Song Of The Day: J. Geils Band 'Love Stinks'!

J. Geil's Band cruised to #38 on the singles charts with "Love Stinks" in 1980.

The recent passing of guitarist John "J." Geils has reacquainted many with their copies of Freeze Frame and Monkey Island (!). For this writer, everything great about the band; the respect for R&B tradition, the campiness that was never too campy, and the desire to always go for broke, was condensed to its most essential 3:45.

Like the Romantics' "What I Like About You", whose moderate chart success upon initial release is completely non-indicative of the song's eventual popularity and cultural importance, "Love Stinks" popularity seems to have only grown stronger since its release in 1980.

Sadly, Adam Sandler is at least partially responsible for this, as his use of the song in "The Wedding Singer" definitely gave it another shot in the arm in 1998.

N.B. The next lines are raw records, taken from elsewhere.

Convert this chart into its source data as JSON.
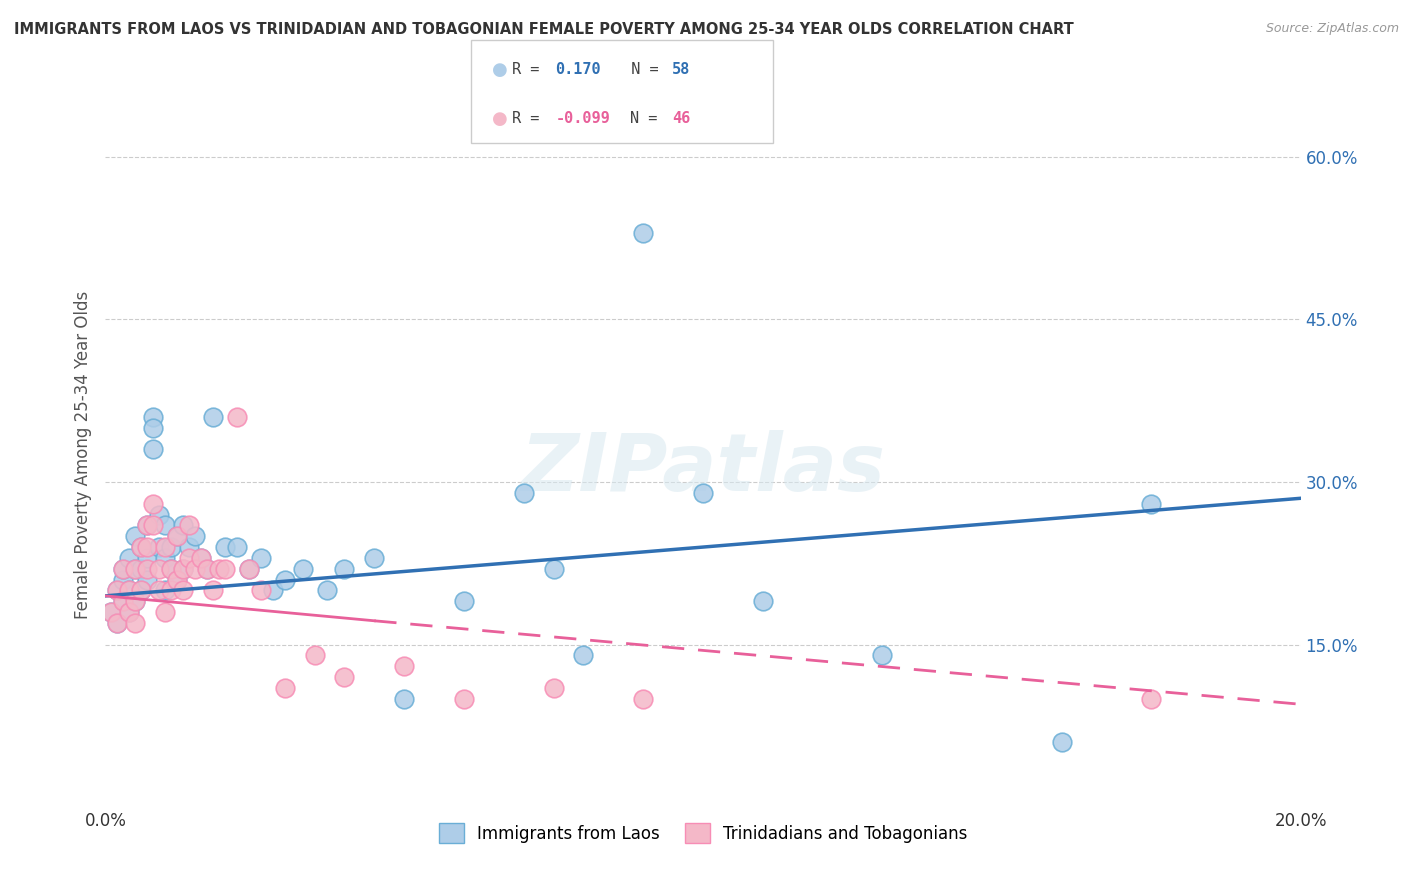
{
  "title": "IMMIGRANTS FROM LAOS VS TRINIDADIAN AND TOBAGONIAN FEMALE POVERTY AMONG 25-34 YEAR OLDS CORRELATION CHART",
  "source": "Source: ZipAtlas.com",
  "ylabel": "Female Poverty Among 25-34 Year Olds",
  "xlim": [
    0.0,
    0.2
  ],
  "ylim": [
    0.0,
    0.65
  ],
  "yticks": [
    0.15,
    0.3,
    0.45,
    0.6
  ],
  "ytick_labels": [
    "15.0%",
    "30.0%",
    "45.0%",
    "60.0%"
  ],
  "xticks": [
    0.0,
    0.05,
    0.1,
    0.15,
    0.2
  ],
  "xtick_labels": [
    "0.0%",
    "",
    "",
    "",
    "20.0%"
  ],
  "watermark": "ZIPatlas",
  "blue_color": "#aecde8",
  "pink_color": "#f4b8c8",
  "blue_edge_color": "#6aaed6",
  "pink_edge_color": "#f78db5",
  "blue_line_color": "#3070b3",
  "pink_line_color": "#e8609a",
  "background_color": "#ffffff",
  "blue_scatter_x": [
    0.001,
    0.002,
    0.002,
    0.003,
    0.003,
    0.003,
    0.004,
    0.004,
    0.004,
    0.005,
    0.005,
    0.005,
    0.006,
    0.006,
    0.006,
    0.007,
    0.007,
    0.007,
    0.008,
    0.008,
    0.008,
    0.009,
    0.009,
    0.01,
    0.01,
    0.01,
    0.011,
    0.011,
    0.012,
    0.012,
    0.013,
    0.013,
    0.014,
    0.015,
    0.016,
    0.017,
    0.018,
    0.02,
    0.022,
    0.024,
    0.026,
    0.028,
    0.03,
    0.033,
    0.037,
    0.04,
    0.045,
    0.05,
    0.06,
    0.07,
    0.075,
    0.08,
    0.09,
    0.1,
    0.11,
    0.13,
    0.16,
    0.175
  ],
  "blue_scatter_y": [
    0.18,
    0.17,
    0.2,
    0.19,
    0.21,
    0.22,
    0.2,
    0.18,
    0.23,
    0.22,
    0.19,
    0.25,
    0.22,
    0.24,
    0.2,
    0.26,
    0.21,
    0.23,
    0.36,
    0.35,
    0.33,
    0.27,
    0.24,
    0.26,
    0.23,
    0.2,
    0.24,
    0.22,
    0.25,
    0.21,
    0.22,
    0.26,
    0.24,
    0.25,
    0.23,
    0.22,
    0.36,
    0.24,
    0.24,
    0.22,
    0.23,
    0.2,
    0.21,
    0.22,
    0.2,
    0.22,
    0.23,
    0.1,
    0.19,
    0.29,
    0.22,
    0.14,
    0.53,
    0.29,
    0.19,
    0.14,
    0.06,
    0.28
  ],
  "pink_scatter_x": [
    0.001,
    0.002,
    0.002,
    0.003,
    0.003,
    0.004,
    0.004,
    0.005,
    0.005,
    0.005,
    0.006,
    0.006,
    0.007,
    0.007,
    0.007,
    0.008,
    0.008,
    0.009,
    0.009,
    0.01,
    0.01,
    0.011,
    0.011,
    0.012,
    0.012,
    0.013,
    0.013,
    0.014,
    0.014,
    0.015,
    0.016,
    0.017,
    0.018,
    0.019,
    0.02,
    0.022,
    0.024,
    0.026,
    0.03,
    0.035,
    0.04,
    0.05,
    0.06,
    0.075,
    0.09,
    0.175
  ],
  "pink_scatter_y": [
    0.18,
    0.17,
    0.2,
    0.19,
    0.22,
    0.18,
    0.2,
    0.17,
    0.22,
    0.19,
    0.24,
    0.2,
    0.24,
    0.22,
    0.26,
    0.26,
    0.28,
    0.22,
    0.2,
    0.24,
    0.18,
    0.22,
    0.2,
    0.25,
    0.21,
    0.22,
    0.2,
    0.23,
    0.26,
    0.22,
    0.23,
    0.22,
    0.2,
    0.22,
    0.22,
    0.36,
    0.22,
    0.2,
    0.11,
    0.14,
    0.12,
    0.13,
    0.1,
    0.11,
    0.1,
    0.1
  ]
}
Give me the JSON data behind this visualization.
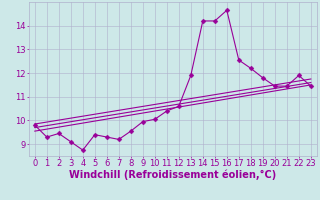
{
  "background_color": "#cde8e8",
  "line_color": "#990099",
  "marker": "D",
  "markersize": 2.5,
  "linewidth": 0.8,
  "xlabel": "Windchill (Refroidissement éolien,°C)",
  "xlim": [
    -0.5,
    23.5
  ],
  "ylim": [
    8.5,
    15.0
  ],
  "yticks": [
    9,
    10,
    11,
    12,
    13,
    14
  ],
  "xticks": [
    0,
    1,
    2,
    3,
    4,
    5,
    6,
    7,
    8,
    9,
    10,
    11,
    12,
    13,
    14,
    15,
    16,
    17,
    18,
    19,
    20,
    21,
    22,
    23
  ],
  "grid_color": "#b0b0cc",
  "series1_x": [
    0,
    1,
    2,
    3,
    4,
    5,
    6,
    7,
    8,
    9,
    10,
    11,
    12,
    13,
    14,
    15,
    16,
    17,
    18,
    19,
    20,
    21,
    22,
    23
  ],
  "series1_y": [
    9.8,
    9.3,
    9.45,
    9.1,
    8.75,
    9.4,
    9.3,
    9.2,
    9.55,
    9.95,
    10.05,
    10.4,
    10.6,
    11.9,
    14.2,
    14.2,
    14.65,
    12.55,
    12.2,
    11.8,
    11.45,
    11.45,
    11.9,
    11.45
  ],
  "line2_x0": 0,
  "line2_x1": 23,
  "line2_y0": 9.55,
  "line2_y1": 11.5,
  "line3_x0": 0,
  "line3_x1": 23,
  "line3_y0": 9.7,
  "line3_y1": 11.6,
  "line4_x0": 0,
  "line4_x1": 23,
  "line4_y0": 9.85,
  "line4_y1": 11.75,
  "xlabel_fontsize": 7,
  "tick_fontsize": 6
}
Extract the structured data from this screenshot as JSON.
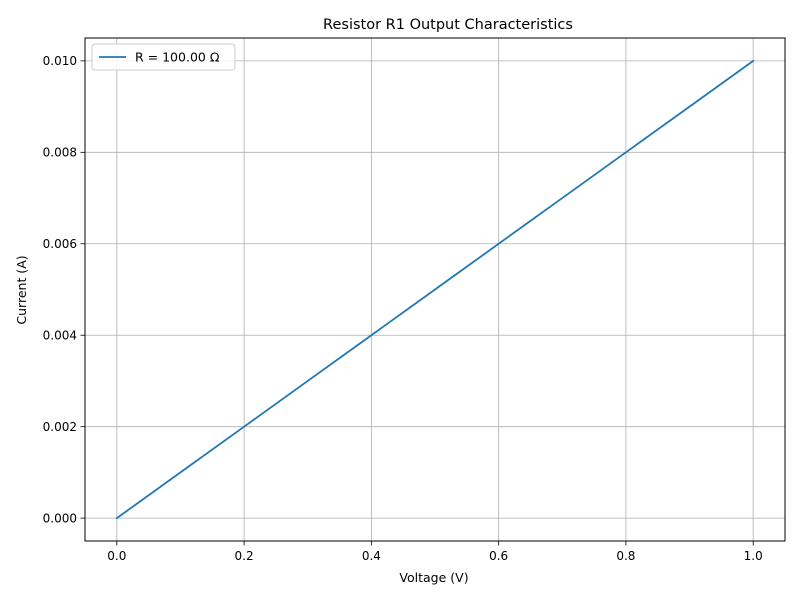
{
  "chart_data": {
    "type": "line",
    "title": "Resistor R1 Output Characteristics",
    "xlabel": "Voltage (V)",
    "ylabel": "Current (A)",
    "xlim": [
      -0.05,
      1.05
    ],
    "ylim": [
      -0.0005,
      0.0105
    ],
    "xticks": [
      0.0,
      0.2,
      0.4,
      0.6,
      0.8,
      1.0
    ],
    "xtick_labels": [
      "0.0",
      "0.2",
      "0.4",
      "0.6",
      "0.8",
      "1.0"
    ],
    "yticks": [
      0.0,
      0.002,
      0.004,
      0.006,
      0.008,
      0.01
    ],
    "ytick_labels": [
      "0.000",
      "0.002",
      "0.004",
      "0.006",
      "0.008",
      "0.010"
    ],
    "grid": true,
    "legend_position": "top-left",
    "series": [
      {
        "name": "R = 100.00 Ω",
        "color": "#1f77b4",
        "x": [
          0.0,
          0.1,
          0.2,
          0.3,
          0.4,
          0.5,
          0.6,
          0.7,
          0.8,
          0.9,
          1.0
        ],
        "y": [
          0.0,
          0.001,
          0.002,
          0.003,
          0.004,
          0.005,
          0.006,
          0.007,
          0.008,
          0.009,
          0.01
        ]
      }
    ]
  }
}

What I always dug most about the band was that you could tell everything they did, or didn't do, was for the stage. That's where the band came alive. but also had the goods as a studio unit so that that who were discovering the band in concert wouldn't be underwhelmed by the sterile sound of the studio albums.

Truth be told, their live albums 'Live' Full House and Blow Your Face Out had the unenviable task of competing against already fiery studio versions.

A decade into their career, the band was still putting the pieces together one slab of R&B-infused rock at a time, but Love Stinks (the album) was the album that saw band members and co-producers Peter Wolf and Seth Justman finally tweak the formula to perfection.

The album's first single, "Come Back", received sizable AOR airplay, which, amazingly enough, led to Top 40 rotation as the single itself inched its way to #32, setting everything up properly for the slam dunk. When "Love Stinks" (the single) came out three months after the album's release, those who'd been on the fence before were suddenly reaching for their wallets.

Admittedly, "Love Stinks" is the sort of intensely hooky, playfully hokey, and undeniably immediate single that, for a lesser band, would become "THE song" for which they'd always be most remembered, but it wasn't even been the best-selling single on its respective album, stalling at #38.

It would enjoy quite the afterlife, however and, as luck would have it, the band still had a couple more tricks up their sleeve in 1981 when "Centerfold" and "Freeze Frame" both went Top 5 and their respective videos made the band a household name once and for all.